Hybrid phase transition in the collapse of multiplex networks

Statistical Physics and Complexity Group meeting

Hybrid phase transition in the collapse of multiplex networks

  • Event time: 11:30am
  • Event date: 10th July 2013
  • Speaker: Gareth Baxter (University of Aveiro Portugal)
  • Location: Room 2511,

Event details

Networks can be a useful representation of many complex systems. However, complex interactions between different systems or sub-systems cannot always be captured by a single network. Instead, we can consider a set of networks with interconnections between them, or a multiplex network, which is a set of nodes with multiple kinds of links between them.
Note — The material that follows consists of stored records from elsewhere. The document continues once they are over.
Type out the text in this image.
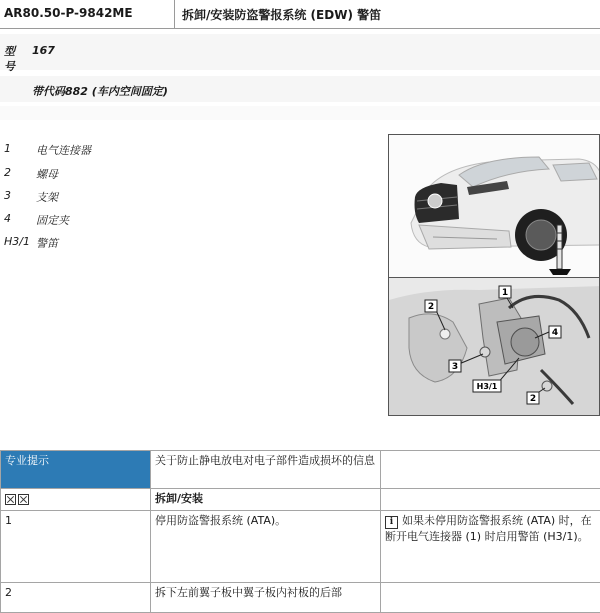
AR80.50-P-9842ME	拆卸/安装防盗警报系统 (EDW) 警笛
型号
167
带代码882 (车内空间固定)
1	电气连接器
2	螺母
3	支架
4	固定夹
H3/1 警笛
2
1
3
4
H3/1
2
专业提示	关于防止静电放电对电子部件造成损坏的信息	
	拆卸/安装	
1	停用防盗警报系统 (ATA)。	i 如果未停用防盗警报系统 (ATA) 时，在断开电气连接器 (1) 时启用警笛 (H3/1)。
2	拆下左前翼子板中翼子板内衬板的后部	
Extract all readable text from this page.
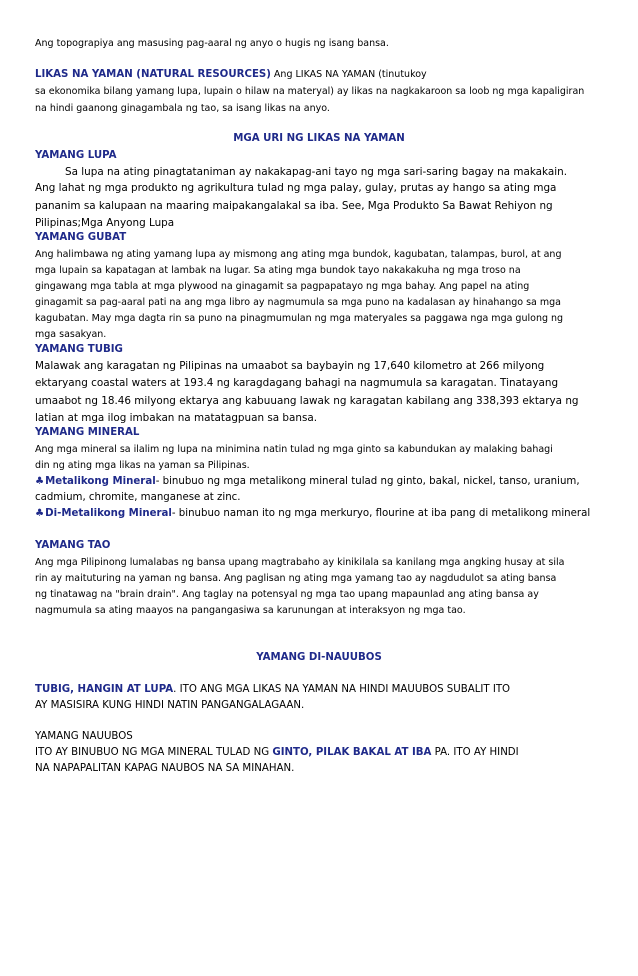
Ang topograpiya ang masusing pag-aaral ng anyo o hugis ng isang bansa.
LIKAS NA YAMAN (NATURAL RESOURCES) Ang LIKAS NA YAMAN (tinutukoy
sa ekonomika bilang yamang lupa, lupain o hilaw na materyal) ay likas na nagkakaroon sa loob ng mga kapaligiran
na hindi gaanong ginagambala ng tao, sa isang likas na anyo.
MGA URI NG LIKAS NA YAMAN
YAMANG LUPA
Sa lupa na ating pinagtataniman ay nakakapag-ani tayo ng mga sari-saring bagay na makakain.
Ang lahat ng mga produkto ng agrikultura tulad ng mga palay, gulay, prutas ay hango sa ating mga
pananim sa kalupaan na maaring maipakangalakal sa iba. See, Mga Produkto Sa Bawat Rehiyon ng
Pilipinas;Mga Anyong Lupa
YAMANG GUBAT
Ang halimbawa ng ating yamang lupa ay mismong ang ating mga bundok, kagubatan, talampas, burol, at ang
mga lupain sa kapatagan at lambak na lugar. Sa ating mga bundok tayo nakakakuha ng mga troso na
gingawang mga tabla at mga plywood na ginagamit sa pagpapatayo ng mga bahay. Ang papel na ating
ginagamit sa pag-aaral pati na ang mga libro ay nagmumula sa mga puno na kadalasan ay hinahango sa mga
kagubatan. May mga dagta rin sa puno na pinagmumulan ng mga materyales sa paggawa nga mga gulong ng
mga sasakyan.
YAMANG TUBIG
Malawak ang karagatan ng Pilipinas na umaabot sa baybayin ng 17,640 kilometro at 266 milyong
ektaryang coastal waters at 193.4 ng karagdagang bahagi na nagmumula sa karagatan. Tinatayang
umaabot ng 18.46 milyong ektarya ang kabuuang lawak ng karagatan kabilang ang 338,393 ektarya ng
latian at mga ilog imbakan na matatagpuan sa bansa.
YAMANG MINERAL
Ang mga mineral sa ilalim ng lupa na minimina natin tulad ng mga ginto sa kabundukan ay malaking bahagi
din ng ating mga likas na yaman sa Pilipinas.
♣Metalikong Mineral- binubuo ng mga metalikong mineral tulad ng ginto, bakal, nickel, tanso, uranium,
cadmium, chromite, manganese at zinc.
♣Di-Metalikong Mineral- binubuo naman ito ng mga merkuryo, flourine at iba pang di metalikong mineral
YAMANG TAO
Ang mga Pilipinong lumalabas ng bansa upang magtrabaho ay kinikilala sa kanilang mga angking husay at sila
rin ay maituturing na yaman ng bansa. Ang paglisan ng ating mga yamang tao ay nagdudulot sa ating bansa
ng tinatawag na "brain drain". Ang taglay na potensyal ng mga tao upang mapaunlad ang ating bansa ay
nagmumula sa ating maayos na pangangasiwa sa karunungan at interaksyon ng mga tao.
YAMANG DI-NAUUBOS
TUBIG, HANGIN AT LUPA. ITO ANG MGA LIKAS NA YAMAN NA HINDI MAUUBOS SUBALIT ITO
AY MASISIRA KUNG HINDI NATIN PANGANGALAGAAN.
YAMANG NAUUBOS
ITO AY BINUBUO NG MGA MINERAL TULAD NG GINTO, PILAK BAKAL AT IBA PA. ITO AY HINDI
NA NAPAPALITAN KAPAG NAUBOS NA SA MINAHAN.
Real world examples include interdependent infrastructure (water, electricity, communications etc.), different types of economic relationships and complex interactions in ecological systems.

Interdependencies between different networks can lead to increased fragility. Failures in one system can lead to failures in another which depends on it in order to function, which in turn propagate back to the first network. Recent theoretical work [Buldyrev et al. 2010] has shown that this interdependency can lead to a discontinuous collapse of the network, as opposed to the continuous transition found in a single network. I will show that this discontinuous transition is hybrid in nature [Baxter et al. 2012], having a discontinuity like a first order transition, but critical behaviour (on one side only) similar to a second order transition. Similar transitions also appear in other network processes, such as bootstrap percolation and the $k$-core subgraph [Baxter et al. 2011]. Avalanches of damage propagate from the removal of a single node. The statistics of these avalanches reveals the critical divergence at the phase transition point. The approach to the critical point from above is signalled by increasing mean avalanche size, which finally diverges at the critical point. Below the transition, on the other hand, there are no critical precursors. The discontinuous transition persists, albeit at a small size, even in scale-free multiplex networks whenever the mean degree of at least one of the interdependent networks does not diverge.

* Buldyrev, Parshani, Paul, Stanley and Havlin, Nature 464, 08932 (2010). * Baxter, Dorogovtsev, Goltsev and Mendes, Phys. Rev. Lett. 109, 248701 (2012). * Baxter, Dorogovtsev, Goltsev and Mendes, Phys. Rev. E 83, 051134 (2011).